Planning, Pressure, and Leadership
Jaye
But you can’t prepare for every scenario. How do you train people for the unknown?
Dr. Zero Trust
It’s about mindset and muscle memory. Like SEALs say: get comfortable being uncomfortable. Train for stress so your response becomes second nature. When the helicopter crashed during the Bin Laden raid, they executed without panic. In cyber, it’s the same: things will go wrong. You need leaders who don’t fold.
John
Have you seen overplanning hurt organizations?
Dr. Zero Trust
Yes. Too many cooks in the kitchen. The key question: who’s in charge? If that’s unclear, chaos follows. And sometimes it’s not the C-suite. Junior staff often step up better than executives under stress. Leaders should accept that and let capable people lead.
Teams and Trust
Jaye
In corporate life, turnover is high. How do you build trust in teams that haven’t worked together long?
Dr. Zero Trust
In the military, we rotated every 3–4 years. New teams, new units. What kept us aligned was mission clarity. In corporate, too many orgs lack a clear mission. Without that, alignment is tough. Also, in the military, if someone was incompetent, you could remove them. That accountability doesn’t exist as cleanly in corporate life.
John
So, for a security leader, what’s the takeaway?
Dr. Zero Trust
Three things:
Make sure your “alphabet soup” staff can actually do the job.
Align everyone on the mission of the organization.

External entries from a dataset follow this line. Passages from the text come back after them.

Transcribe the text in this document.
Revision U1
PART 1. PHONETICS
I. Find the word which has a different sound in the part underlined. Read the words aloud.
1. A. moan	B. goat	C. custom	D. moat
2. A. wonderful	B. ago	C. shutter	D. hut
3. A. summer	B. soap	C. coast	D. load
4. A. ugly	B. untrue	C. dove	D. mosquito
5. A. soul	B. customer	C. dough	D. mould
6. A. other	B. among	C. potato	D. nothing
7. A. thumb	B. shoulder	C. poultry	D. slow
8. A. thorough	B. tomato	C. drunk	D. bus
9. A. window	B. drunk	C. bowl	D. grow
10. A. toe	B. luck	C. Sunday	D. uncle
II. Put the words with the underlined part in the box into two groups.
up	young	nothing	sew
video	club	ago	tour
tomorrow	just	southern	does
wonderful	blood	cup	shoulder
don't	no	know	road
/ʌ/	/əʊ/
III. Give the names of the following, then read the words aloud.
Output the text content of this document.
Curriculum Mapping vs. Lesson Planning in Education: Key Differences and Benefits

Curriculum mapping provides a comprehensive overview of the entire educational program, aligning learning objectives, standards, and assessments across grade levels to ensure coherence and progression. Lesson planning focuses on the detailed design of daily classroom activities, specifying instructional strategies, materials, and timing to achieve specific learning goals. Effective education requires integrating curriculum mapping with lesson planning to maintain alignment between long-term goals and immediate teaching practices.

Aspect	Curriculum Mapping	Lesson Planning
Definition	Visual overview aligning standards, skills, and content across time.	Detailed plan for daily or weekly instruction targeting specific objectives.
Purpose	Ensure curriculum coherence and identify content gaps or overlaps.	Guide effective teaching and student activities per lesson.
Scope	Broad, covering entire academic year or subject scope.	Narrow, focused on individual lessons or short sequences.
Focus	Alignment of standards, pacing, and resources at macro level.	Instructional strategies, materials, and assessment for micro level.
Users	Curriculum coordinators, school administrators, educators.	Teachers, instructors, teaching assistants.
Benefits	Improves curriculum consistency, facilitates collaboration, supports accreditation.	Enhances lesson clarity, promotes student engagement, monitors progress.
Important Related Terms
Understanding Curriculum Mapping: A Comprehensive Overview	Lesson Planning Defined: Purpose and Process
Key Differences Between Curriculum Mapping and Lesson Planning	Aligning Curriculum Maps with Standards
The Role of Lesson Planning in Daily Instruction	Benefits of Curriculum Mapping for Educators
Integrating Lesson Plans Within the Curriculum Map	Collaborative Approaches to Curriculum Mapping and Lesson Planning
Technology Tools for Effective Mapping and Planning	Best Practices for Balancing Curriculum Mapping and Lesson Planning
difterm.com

Empower decision-making during crises. No debates when the house is on fire.
People and Growth
Jaye
What about hiring? CISOs often haven’t done every job under them.
Dr. Zero Trust
That’s fine—but today, with tools like ChatGPT, there’s no excuse not to at least understand the basics. Leaders who refuse to learn beyond their silo are a risk. I call it the houseplant theory: some people are happy just converting CO₂ to oxygen in their sunny spot. That’s fine, but you invest in the people hungry to grow.
Jaye
But sometimes you do need both. Diversity of drive and temperament can balance a team.
John
True—though you don’t want a houseplant in your incident response war room.
After-Action Reviews
Jaye
The military does hot washes and debriefs. Should we be doing more of that in cyber?
Dr. Zero Trust
Yes—regular cadence, not just post-mortems after big incidents. In my last SOC, we did two debriefs daily. Everyone shared what they saw, so no surprises hit from left field. In cyber, we should be excellent at this. Too often, we aren’t.
John
But what about blame culture?
Dr. Zero Trust
Leaders need to take accountability. “The buck stops here.” If staff fear punishment, they’ll hide information. Leaders must shield them, own the fallout, and drive learning.
Crisis Walkthrough
John
Walk us through a ransomware attack—special ops style.
Dr. Zero Trust
Step one: appoint a commander. Step two: isolate the infection—pull cables, shut systems down, whatever it takes. Step three: decide what stays online to keep the business running. Step four: recover, learn, and share the full story with the entire organization.
Jaye
But companies hate disruption.
Dr. Zero Trust
Disruption will happen anyway. Better to triage decisively than chase the problem while it spreads.
Closing and Fun Questions
Jaye
One lesson from the military that applies directly to cyber?
Dr. Zero Trust
Two is one, one is none. Always plan for failure, build redundancy, and assume things will go wrong.
John
On the lighter side—what’s your favorite dish at China Poblano?
Dr. Zero Trust
The birria tacos. Done right, they’re unbeatable.
Jaye
Best golf course you’ve played? And your bucket-list course?
Dr. Zero Trust
St. Andrews for the experience. Pebble Beach is still on the list.
John
We’ll make StratCon at Pebble happen someday… with the right sponsor.
Dr. Zero Trust
(Laughs) If anyone wants to sponsor us, let’s talk. And if you’re listening, please consider donating to a veterans charity—I’ll connect you directly.